I looked up at the clock suddenly and it is after one. In the afternoon. And I am still in my sweats with no make-up and a ponytail and an empty stomach. Is it possible there was a time-warp while I was checking emails?
How does the time suddenly disappear like that?
I think the problem lies when my universe gets out of whack. My small, orderly, routine universe. Upended by something as simple as, say, my husband driving my car today instead of his. My car. Which has my head phones in it. The ones I use at the gym. The gym I go to every morning.
There was truly a sense of panic and the world dropping out from under me when I opened the door and realized what had gone down. Kids crashing through the garage, yippee-ing about getting to drive to school in the monster truck that is my husband's usual ride and the bane of my existence. The big, huge, honking four-wheel extended bed quad cab truck that can't make the necessary turn in the drop-off lane at the elementary school. The one that does not have my headphones.
Any normal person would flex with this... pick up the shattered pieces and move on. I, however, found myself in a dilemma. My entire day was planned, starting with the gym. But I can't work out without headphones, can I? Who can do the cardio machine for an hour without some kind of music or TV station blaring in their ears?
So while I was making the 25-point turn in the drop-off lane, I made the decision to go back home and get some stuff done. I'll utilize the day. Get caught up on my crit group and emails and blogs that I've let go the week when I was going crazy.
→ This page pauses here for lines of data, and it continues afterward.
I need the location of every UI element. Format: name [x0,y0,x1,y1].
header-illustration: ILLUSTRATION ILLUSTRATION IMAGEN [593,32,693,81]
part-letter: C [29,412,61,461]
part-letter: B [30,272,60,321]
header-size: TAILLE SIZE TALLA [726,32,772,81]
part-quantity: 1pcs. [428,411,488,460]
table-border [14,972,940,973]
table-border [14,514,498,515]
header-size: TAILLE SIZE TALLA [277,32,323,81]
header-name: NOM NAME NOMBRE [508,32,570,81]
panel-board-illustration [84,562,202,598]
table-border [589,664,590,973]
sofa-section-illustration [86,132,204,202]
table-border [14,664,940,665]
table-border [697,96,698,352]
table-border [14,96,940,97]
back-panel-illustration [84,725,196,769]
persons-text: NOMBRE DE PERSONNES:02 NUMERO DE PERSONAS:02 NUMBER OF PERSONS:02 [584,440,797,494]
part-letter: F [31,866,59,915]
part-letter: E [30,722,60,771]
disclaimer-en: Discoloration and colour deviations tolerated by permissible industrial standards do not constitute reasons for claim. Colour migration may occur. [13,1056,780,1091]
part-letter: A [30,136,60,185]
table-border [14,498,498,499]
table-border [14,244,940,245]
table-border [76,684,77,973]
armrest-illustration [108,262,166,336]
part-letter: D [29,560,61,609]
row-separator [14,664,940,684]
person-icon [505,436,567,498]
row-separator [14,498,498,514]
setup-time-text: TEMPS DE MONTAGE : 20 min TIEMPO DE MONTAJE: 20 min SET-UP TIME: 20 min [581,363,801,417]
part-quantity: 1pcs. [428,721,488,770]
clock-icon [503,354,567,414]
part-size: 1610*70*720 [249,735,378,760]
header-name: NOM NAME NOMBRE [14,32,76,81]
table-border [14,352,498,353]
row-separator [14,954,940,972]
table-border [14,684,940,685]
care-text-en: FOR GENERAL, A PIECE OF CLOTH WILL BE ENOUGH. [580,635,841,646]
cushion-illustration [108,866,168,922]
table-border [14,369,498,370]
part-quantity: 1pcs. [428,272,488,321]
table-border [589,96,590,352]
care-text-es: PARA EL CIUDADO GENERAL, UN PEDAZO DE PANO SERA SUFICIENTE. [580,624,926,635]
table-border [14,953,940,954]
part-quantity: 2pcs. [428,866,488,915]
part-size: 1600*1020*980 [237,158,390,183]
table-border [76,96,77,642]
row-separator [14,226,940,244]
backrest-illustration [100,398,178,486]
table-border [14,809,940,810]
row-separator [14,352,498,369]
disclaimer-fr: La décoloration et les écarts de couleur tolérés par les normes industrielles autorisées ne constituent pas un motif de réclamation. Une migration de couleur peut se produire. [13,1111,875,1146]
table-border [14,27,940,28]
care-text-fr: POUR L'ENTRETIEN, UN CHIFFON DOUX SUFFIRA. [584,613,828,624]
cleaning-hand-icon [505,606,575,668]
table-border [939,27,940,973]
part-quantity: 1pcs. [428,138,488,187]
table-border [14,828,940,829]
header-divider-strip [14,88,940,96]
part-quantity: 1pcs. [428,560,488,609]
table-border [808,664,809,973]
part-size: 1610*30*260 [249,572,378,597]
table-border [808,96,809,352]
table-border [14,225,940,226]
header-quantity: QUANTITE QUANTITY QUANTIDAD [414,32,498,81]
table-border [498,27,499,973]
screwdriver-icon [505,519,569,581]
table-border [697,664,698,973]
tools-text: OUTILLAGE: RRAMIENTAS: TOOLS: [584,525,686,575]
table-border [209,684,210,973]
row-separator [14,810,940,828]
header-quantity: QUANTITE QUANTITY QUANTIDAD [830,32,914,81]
I'd bake some Christmas cookies that I'm behind on. I'll finish Christmas cards and our letter. I'll rewrite that query and first chapter. I'll wrap presents. I'll shower and get dressed and make soup.
Which all begs the question, in hindsight, exactly how much time did I think I was spending at the gym???
Still, you would have thought I could get something done. My first, and biggest mistake, was starting with the computer stuff. A few emails. Catch up on those blogs (man y'all have been chatty the last week!!). Yeah... that and.... and....
Well, that's it. That's all I've done. And four hours have past. FOUR HOURS!
I'm telling you.... I'm in the middle of some sci-fi book and there has been a time warp!
So if you are writing this book that stars me as your main character, could you at least make me come out of the time warp on the other side showered and clean? I'd really like that. Thanks.